49ers To Keep Name,San Francisco Political Leaders Vow Fight

The San Francisco Chronicle reports:
What's in a name? If you are the San Francisco 49ers, a lot, apparently.

A Super-Bowl-size battle is brewing over the fate of the team's name and whether it would still be allowed to call itself the San Francisco 49ers if it relocates to Santa Clara.

Team officials say that any move would involve bringing along the San Francisco name. But in the city by the bay, where leaders are furious over last week's surprise announcement that the 49ers want to leave their Candlestick Point home, officials already are arguing that, if the team goes, the name stays.

Legal experts, however, say that if the team moves, the chances of it being forced to become the Santa Clara 49ers, the Silicon Valley 49ers, the San Francisco 49ers of Santa Clara or any other tongue-twisting combination, are slim to none. There simply are few -- if any -- legal grounds for requiring the team to keep the San Francisco name within the city limits, they say.

"Petty much whatever the team wants to call itself, it can," said Matt Mitten, director of Marquette University's National Sports Law Institute in Milwaukee.

If the five-time Super Bowl championship team does relocate to the South Bay, it would join a growing list of professional sports teams that play in stadiums located outside their namesake cities.

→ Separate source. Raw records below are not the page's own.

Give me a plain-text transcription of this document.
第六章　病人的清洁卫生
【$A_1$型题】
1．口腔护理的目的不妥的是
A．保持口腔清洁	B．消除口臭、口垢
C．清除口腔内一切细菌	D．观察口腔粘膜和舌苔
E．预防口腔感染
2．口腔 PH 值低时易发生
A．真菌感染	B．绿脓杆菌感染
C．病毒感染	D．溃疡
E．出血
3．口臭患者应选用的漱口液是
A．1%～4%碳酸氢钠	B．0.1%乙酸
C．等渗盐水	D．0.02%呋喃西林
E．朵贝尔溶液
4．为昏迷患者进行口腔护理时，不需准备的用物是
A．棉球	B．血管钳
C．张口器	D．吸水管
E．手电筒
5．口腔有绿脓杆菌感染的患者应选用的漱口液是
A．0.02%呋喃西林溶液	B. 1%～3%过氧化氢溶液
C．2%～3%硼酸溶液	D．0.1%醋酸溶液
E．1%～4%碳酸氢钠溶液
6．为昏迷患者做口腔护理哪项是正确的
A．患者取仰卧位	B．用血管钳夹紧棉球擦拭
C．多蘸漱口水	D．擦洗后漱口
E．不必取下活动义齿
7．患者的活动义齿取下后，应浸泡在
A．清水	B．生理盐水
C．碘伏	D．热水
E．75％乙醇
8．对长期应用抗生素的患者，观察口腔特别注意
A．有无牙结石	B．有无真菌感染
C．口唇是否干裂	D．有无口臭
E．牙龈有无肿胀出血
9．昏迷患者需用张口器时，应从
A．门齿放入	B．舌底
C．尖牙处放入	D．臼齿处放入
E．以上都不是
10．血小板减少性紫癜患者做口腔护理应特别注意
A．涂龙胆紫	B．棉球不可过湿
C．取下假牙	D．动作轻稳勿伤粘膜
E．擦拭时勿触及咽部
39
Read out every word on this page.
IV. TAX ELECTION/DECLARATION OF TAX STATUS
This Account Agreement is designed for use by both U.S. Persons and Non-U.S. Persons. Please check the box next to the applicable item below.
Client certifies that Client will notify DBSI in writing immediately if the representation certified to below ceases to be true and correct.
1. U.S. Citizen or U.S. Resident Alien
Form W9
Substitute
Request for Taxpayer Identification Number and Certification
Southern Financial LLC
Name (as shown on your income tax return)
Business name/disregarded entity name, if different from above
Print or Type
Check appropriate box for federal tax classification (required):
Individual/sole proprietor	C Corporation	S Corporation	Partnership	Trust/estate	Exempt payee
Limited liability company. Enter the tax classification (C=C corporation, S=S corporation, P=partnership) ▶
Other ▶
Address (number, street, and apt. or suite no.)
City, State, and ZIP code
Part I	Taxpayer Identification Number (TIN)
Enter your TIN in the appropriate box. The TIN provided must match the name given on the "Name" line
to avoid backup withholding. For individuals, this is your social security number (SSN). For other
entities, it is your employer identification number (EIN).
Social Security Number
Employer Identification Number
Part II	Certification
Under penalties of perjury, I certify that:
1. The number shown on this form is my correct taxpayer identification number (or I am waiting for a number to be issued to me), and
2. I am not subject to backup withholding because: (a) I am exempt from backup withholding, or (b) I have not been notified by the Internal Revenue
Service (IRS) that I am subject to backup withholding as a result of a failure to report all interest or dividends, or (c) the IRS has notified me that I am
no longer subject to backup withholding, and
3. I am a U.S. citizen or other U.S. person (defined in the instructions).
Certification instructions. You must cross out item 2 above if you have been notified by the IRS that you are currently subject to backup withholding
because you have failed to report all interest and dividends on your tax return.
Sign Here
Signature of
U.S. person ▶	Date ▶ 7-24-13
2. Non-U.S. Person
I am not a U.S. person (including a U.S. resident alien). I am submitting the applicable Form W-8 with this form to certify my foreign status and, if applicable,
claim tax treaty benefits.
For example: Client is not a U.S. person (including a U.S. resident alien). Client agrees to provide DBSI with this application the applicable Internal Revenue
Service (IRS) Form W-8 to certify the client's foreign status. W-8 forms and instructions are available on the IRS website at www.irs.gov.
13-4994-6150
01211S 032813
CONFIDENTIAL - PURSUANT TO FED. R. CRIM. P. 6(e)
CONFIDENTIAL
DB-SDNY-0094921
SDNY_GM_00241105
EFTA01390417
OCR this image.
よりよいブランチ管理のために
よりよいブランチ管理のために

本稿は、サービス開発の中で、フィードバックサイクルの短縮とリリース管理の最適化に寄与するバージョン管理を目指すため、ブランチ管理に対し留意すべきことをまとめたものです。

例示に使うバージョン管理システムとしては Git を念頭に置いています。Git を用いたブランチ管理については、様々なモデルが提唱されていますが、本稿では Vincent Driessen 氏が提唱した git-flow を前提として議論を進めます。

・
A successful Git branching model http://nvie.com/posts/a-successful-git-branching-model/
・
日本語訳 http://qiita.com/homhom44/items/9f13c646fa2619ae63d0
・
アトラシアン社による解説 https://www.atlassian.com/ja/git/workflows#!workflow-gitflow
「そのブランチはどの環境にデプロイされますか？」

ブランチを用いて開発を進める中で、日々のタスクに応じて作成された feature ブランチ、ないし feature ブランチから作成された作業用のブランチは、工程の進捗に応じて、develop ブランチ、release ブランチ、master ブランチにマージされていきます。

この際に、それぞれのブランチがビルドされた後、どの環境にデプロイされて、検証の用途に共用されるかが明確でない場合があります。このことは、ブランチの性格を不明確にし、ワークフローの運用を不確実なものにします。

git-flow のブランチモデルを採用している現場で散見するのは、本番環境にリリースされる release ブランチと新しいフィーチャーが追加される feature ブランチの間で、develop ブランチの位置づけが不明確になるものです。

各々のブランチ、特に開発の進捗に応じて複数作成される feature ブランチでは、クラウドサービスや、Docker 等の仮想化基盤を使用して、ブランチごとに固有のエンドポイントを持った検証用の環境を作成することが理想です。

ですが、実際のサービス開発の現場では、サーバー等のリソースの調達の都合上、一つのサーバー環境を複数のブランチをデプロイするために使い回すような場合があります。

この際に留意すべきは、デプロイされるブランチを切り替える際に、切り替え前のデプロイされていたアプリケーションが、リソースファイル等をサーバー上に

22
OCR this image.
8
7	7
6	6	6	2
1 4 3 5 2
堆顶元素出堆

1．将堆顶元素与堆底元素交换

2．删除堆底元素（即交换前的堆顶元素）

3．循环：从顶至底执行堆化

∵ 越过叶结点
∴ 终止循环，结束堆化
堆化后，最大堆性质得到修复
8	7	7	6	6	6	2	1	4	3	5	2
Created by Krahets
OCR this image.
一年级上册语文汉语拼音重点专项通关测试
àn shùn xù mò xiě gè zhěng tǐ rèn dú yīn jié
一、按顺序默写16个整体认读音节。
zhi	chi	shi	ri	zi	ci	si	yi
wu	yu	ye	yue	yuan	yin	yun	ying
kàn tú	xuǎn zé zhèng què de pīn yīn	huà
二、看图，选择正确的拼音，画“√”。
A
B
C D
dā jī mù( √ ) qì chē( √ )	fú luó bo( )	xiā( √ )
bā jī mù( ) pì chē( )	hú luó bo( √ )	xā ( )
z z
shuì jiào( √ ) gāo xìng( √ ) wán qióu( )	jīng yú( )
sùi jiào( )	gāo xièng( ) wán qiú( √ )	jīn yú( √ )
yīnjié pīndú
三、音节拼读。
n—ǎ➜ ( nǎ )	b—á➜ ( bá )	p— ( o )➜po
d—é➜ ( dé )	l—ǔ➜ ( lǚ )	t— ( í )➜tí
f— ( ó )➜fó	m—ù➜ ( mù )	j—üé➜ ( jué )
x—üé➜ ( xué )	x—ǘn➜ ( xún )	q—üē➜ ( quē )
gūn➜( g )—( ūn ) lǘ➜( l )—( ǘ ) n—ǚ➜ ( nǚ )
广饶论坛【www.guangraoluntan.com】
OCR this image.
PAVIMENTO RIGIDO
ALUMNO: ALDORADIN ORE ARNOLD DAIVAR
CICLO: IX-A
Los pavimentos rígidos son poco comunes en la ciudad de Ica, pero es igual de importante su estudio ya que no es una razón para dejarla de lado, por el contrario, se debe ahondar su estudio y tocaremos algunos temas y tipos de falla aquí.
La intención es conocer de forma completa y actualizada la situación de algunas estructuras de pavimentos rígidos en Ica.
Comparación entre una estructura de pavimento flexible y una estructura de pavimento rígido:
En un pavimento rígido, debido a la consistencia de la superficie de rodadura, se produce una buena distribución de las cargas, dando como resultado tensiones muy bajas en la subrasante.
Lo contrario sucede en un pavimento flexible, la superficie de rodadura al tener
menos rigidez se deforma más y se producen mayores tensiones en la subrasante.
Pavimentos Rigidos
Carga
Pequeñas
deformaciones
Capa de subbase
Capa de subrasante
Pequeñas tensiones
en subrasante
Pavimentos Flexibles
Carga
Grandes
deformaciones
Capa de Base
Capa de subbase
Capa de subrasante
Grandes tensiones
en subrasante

The Buffalo Bills don't play in Buffalo. The Dallas Cowboys don't play in Dallas. The New York Jets and the New York Giants don't even play in New York state -- they're in New Jersey.

In baseball, the Tampa Bay Devil Rays play in St. Petersburg, Fla., and basketball's Detroit Pistons don't play in the Motor City, but in Auburn Hills, Mich.

And the name game is hardly limited to sports teams.

Rice-A-Roni's headquarters are far from the steep hills and cable cars featured in its advertisements. The San Francisco treat is more like a Windy City treat, located all the way in Chicago.

Forty-Niners representatives are emphatic about taking the San Francisco name to Santa Clara. And, if the move happens, officials in Santa Clara also are more than happy to leave their city's name off of the team logo.
At least San Francisco's got plenty of dogs to entertain people.